Ivor Franklin Boiarsky (April 7, 1920 – March 12, 1971) was a politician from West Virginia.

He was born in Charleston, Kanawha County, West Virginia. He was a son of Mose and Rae D. Boiarsky. He was educated at Brown University and the University of Virginia law school. He was married to Barbara Faith Polan and was president of Charleston Federal Savings and Loan Association. A Democrat, he served as a member of West Virginia State House of Delegates from Kanawha County from 1959–71, after first losing an attempt in 1952. He served as the chairman of the House Finance Committee prior to his election as speaker in 1968. He served as Speaker of the House of Delegates from 1969 to his death in 1971.
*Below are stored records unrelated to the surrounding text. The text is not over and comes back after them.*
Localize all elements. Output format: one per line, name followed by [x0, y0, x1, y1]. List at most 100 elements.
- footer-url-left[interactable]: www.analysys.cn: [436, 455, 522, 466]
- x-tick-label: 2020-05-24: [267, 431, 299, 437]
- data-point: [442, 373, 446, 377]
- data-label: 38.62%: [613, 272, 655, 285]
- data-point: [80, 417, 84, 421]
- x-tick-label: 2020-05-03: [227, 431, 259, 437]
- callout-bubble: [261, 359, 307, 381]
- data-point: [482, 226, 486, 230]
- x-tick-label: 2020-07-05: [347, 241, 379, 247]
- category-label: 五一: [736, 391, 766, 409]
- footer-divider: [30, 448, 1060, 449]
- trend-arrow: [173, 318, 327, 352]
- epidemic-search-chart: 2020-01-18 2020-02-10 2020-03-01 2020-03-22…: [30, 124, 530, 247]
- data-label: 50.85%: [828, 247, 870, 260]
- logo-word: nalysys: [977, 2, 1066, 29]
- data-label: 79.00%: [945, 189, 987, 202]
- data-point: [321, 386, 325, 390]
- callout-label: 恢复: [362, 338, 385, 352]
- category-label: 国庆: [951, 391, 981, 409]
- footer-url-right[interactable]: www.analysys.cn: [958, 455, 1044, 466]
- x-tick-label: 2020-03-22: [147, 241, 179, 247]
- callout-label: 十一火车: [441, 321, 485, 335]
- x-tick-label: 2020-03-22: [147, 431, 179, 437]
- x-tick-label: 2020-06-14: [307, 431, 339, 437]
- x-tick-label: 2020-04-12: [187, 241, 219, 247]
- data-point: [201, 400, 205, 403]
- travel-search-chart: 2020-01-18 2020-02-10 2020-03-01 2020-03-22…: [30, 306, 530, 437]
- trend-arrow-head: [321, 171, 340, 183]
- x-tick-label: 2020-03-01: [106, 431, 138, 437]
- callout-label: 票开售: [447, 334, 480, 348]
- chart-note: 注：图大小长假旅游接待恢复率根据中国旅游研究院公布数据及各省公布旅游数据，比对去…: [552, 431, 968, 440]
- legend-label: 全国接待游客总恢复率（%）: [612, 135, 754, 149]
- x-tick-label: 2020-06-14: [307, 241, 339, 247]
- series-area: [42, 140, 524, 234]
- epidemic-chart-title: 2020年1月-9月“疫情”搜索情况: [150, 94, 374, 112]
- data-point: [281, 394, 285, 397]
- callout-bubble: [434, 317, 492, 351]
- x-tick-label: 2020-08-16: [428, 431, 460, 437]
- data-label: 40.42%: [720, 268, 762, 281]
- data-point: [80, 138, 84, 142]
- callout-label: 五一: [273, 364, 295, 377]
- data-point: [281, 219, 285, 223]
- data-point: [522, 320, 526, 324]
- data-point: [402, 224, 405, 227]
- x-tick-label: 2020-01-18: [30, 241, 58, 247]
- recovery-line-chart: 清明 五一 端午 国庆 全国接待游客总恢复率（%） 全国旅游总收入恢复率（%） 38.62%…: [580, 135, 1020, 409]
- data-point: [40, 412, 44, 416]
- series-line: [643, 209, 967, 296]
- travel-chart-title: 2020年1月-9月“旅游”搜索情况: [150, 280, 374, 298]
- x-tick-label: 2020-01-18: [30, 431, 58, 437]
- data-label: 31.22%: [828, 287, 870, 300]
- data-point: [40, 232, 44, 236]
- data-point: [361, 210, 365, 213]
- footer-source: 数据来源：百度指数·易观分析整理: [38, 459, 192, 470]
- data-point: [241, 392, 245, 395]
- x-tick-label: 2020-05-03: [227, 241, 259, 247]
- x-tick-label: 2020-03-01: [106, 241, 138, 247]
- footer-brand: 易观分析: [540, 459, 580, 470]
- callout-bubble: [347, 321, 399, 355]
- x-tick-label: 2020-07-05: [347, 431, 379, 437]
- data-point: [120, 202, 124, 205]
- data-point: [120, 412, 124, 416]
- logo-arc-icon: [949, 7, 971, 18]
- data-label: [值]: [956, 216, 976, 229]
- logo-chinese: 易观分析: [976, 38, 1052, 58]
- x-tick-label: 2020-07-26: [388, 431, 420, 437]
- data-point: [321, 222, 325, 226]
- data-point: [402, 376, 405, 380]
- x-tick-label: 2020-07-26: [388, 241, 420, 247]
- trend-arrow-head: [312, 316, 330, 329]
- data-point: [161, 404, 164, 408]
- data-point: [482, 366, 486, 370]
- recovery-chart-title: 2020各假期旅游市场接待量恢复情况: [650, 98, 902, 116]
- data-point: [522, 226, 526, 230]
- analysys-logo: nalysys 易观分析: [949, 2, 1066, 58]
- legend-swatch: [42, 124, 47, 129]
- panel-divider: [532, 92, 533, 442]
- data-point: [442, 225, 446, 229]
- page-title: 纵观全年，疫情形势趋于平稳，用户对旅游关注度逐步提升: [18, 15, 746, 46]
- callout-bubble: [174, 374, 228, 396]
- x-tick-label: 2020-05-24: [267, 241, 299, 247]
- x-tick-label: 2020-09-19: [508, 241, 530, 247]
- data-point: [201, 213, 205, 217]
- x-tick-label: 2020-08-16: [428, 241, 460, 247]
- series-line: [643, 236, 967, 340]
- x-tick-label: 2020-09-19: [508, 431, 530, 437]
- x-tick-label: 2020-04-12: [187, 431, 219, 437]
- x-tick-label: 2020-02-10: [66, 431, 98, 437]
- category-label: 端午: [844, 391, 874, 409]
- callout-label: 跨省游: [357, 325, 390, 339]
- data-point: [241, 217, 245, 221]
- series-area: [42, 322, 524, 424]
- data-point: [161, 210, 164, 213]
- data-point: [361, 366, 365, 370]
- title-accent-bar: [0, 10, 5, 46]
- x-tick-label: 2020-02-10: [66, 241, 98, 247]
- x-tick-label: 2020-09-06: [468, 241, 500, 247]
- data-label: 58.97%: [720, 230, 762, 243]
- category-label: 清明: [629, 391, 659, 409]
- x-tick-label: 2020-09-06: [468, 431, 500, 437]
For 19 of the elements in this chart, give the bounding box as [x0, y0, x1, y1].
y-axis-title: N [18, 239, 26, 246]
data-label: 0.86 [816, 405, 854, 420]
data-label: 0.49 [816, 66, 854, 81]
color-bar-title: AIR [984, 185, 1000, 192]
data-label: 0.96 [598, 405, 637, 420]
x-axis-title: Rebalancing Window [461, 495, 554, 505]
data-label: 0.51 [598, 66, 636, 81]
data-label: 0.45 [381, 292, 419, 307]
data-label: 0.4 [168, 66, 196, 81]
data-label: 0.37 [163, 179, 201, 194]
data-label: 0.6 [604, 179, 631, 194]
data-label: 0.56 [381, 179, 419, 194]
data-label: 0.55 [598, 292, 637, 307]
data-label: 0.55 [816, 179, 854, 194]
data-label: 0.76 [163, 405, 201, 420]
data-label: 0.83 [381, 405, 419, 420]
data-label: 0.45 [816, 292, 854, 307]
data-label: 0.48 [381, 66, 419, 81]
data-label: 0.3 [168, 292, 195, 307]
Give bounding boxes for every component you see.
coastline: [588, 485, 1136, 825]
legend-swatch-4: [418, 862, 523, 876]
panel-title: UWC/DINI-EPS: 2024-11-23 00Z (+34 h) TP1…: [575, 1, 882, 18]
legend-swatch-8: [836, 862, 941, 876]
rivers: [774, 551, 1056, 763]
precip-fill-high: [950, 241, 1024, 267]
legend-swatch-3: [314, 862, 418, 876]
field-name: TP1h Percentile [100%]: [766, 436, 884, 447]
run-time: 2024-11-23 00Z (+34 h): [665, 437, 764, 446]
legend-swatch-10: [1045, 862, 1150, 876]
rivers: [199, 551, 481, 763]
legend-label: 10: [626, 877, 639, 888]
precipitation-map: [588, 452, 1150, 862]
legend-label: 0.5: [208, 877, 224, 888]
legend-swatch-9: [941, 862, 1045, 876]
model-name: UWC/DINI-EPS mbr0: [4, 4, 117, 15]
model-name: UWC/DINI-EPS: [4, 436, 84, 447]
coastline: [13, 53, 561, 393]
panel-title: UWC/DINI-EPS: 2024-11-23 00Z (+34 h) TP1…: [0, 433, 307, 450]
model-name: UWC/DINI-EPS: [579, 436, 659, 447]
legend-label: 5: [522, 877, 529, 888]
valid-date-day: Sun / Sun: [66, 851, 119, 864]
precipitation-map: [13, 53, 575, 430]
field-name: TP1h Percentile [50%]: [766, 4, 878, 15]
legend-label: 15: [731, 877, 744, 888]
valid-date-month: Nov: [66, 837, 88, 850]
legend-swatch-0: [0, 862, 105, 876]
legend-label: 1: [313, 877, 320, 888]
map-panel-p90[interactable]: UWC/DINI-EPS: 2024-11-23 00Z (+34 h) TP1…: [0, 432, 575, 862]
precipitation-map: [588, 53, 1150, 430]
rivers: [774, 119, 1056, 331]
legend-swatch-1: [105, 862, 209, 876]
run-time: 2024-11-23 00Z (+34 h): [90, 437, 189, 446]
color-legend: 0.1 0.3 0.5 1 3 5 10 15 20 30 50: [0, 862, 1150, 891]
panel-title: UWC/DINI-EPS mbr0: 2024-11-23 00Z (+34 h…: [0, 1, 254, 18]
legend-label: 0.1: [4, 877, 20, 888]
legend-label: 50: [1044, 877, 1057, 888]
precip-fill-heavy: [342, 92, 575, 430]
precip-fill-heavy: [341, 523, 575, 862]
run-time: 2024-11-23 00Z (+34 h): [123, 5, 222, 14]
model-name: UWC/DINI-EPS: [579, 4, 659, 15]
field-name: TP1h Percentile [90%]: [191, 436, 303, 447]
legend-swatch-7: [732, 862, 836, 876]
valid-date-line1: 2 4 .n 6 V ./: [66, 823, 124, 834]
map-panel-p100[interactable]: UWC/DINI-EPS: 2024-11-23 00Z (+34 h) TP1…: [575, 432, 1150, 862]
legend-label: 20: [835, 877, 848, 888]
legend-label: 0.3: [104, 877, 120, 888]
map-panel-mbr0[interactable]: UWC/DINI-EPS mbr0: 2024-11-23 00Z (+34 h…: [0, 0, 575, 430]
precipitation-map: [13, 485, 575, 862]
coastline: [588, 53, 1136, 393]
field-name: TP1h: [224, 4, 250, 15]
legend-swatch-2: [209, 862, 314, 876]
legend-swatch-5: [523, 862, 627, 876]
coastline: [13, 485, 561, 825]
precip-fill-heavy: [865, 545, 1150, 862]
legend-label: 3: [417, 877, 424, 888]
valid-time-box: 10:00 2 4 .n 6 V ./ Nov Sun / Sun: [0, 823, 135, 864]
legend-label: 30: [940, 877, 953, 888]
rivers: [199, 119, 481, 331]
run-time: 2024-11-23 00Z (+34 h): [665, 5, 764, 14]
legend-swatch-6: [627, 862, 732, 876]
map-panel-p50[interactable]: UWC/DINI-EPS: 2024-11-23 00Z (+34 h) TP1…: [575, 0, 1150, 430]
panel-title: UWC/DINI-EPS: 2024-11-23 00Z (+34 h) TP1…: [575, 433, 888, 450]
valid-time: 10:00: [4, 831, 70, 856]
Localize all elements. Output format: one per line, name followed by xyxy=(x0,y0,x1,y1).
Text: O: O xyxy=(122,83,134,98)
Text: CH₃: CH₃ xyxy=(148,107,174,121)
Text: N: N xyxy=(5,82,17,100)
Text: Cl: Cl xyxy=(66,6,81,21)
As speaker of the House of Delegates, Boiarsky was co-author of the 1968 Modern Budget Amendment, which gave the governor greater control over the state's annual budget. Boiarsky also wanted the governor to have the authority to transfer funds between departments in state agencies, but that power still rests with the legislature. He was instrumental in creating a consolidated board for higher education in the state, the Board of Regents, that lasted a quarter-century before it was changed back to separate boards for the university system and the colleges.

He was a member of the American Bar Association and is one of a small number of Jewish-American members ever to serve in the West Virginia Legislature.

During his brief tenure as speaker, Boiarsky pushed the House of Delegates to 18- and 20-hour days that ultimately proved to be his downfall. He died at the age of 50, one day after a grueling debate on strip mining that lasted until 2:00 a.m.